I have a Spark program that runs locally on my Windows machine. I use numpy to do some calculations, but I get an exception:
ModuleNotFoundError: No module named 'numpy'
My code:
import numpy as np
from scipy.spatial.distance import cosine
from pyspark.sql.functions import udf,array
from pyspark.sql import SparkSession
spark = SparkSession\
.builder\
.appName("Playground")\
.config("spark.master", "local")\
.getOrCreate()
@udf("float")
def myfunction(x):
y=np.array([1,3,9])
x=np.array(x)
return cosine(x,y)
df = spark\
.createDataFrame([("doc_3",1,3,9), ("doc_1",9,6,0), ("doc_2",9,9,3) ])\
.withColumnRenamed("_1","doc")\
.withColumnRenamed("_2","word1")\
.withColumnRenamed("_3","word2")\
.withColumnRenamed("_4","word3")
df2=df.select("doc", array([c for c in df.columns if c not in {'doc'}]).alias("words"))

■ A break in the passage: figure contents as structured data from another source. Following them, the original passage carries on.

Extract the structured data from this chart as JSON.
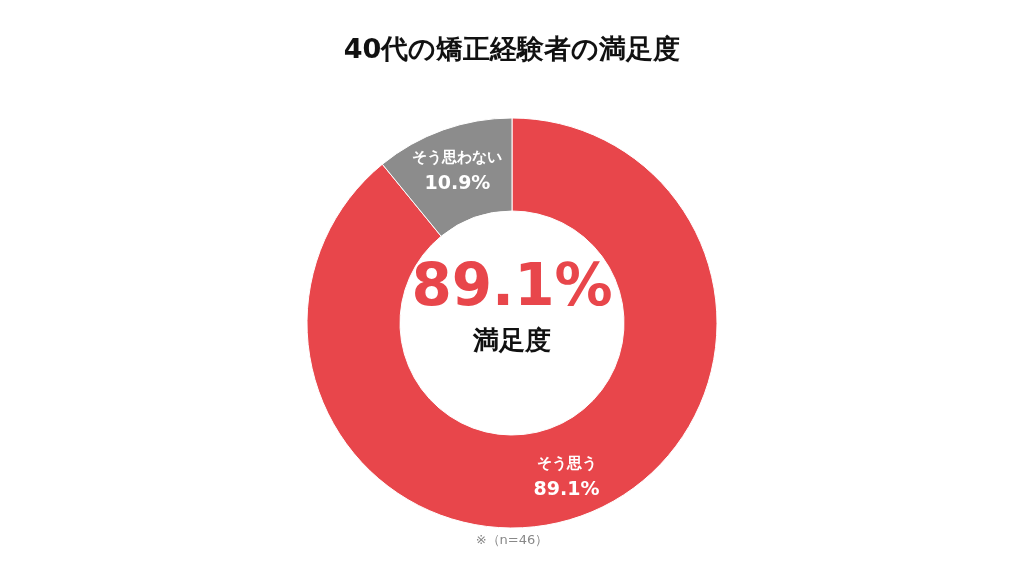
{
  "chart_data": {
    "type": "donut",
    "title": "40代の矯正経験者の満足度",
    "categories": [
      "そう思う",
      "そう思わない"
    ],
    "values": [
      89.1,
      10.9
    ],
    "colors": [
      "#e8464b",
      "#8c8c8c"
    ],
    "value_labels": [
      "89.1%",
      "10.9%"
    ],
    "annotations": [
      "89.1%",
      "満足度",
      "※（n=46）"
    ]
  }
}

df2=df2.withColumn("cosine",myfunction("words"))
df2.show() # The exception is thrown here
However if I run a different file that only includes:
import numpy as np
x = np.array([1, 3, 9])
then it works fine.
Edit:
As pissall suggested in comment, I've installed both numpy and scipy on the venv. Now if I try to run it with spark-submit then it falls on the first line, and if I run it using python.exe then I keep getting the same error message I had before.
I run it like that:
spark-submit --master local spark\ricky2.py --conf spark.pyspark.virtualenv.requirements=requir
ements.txt
requirements.txt:
numpy==1.16.3
pyspark==2.3.4
scipy==1.2.1
But it fails on the first line.
I get the same error for both venv and conda.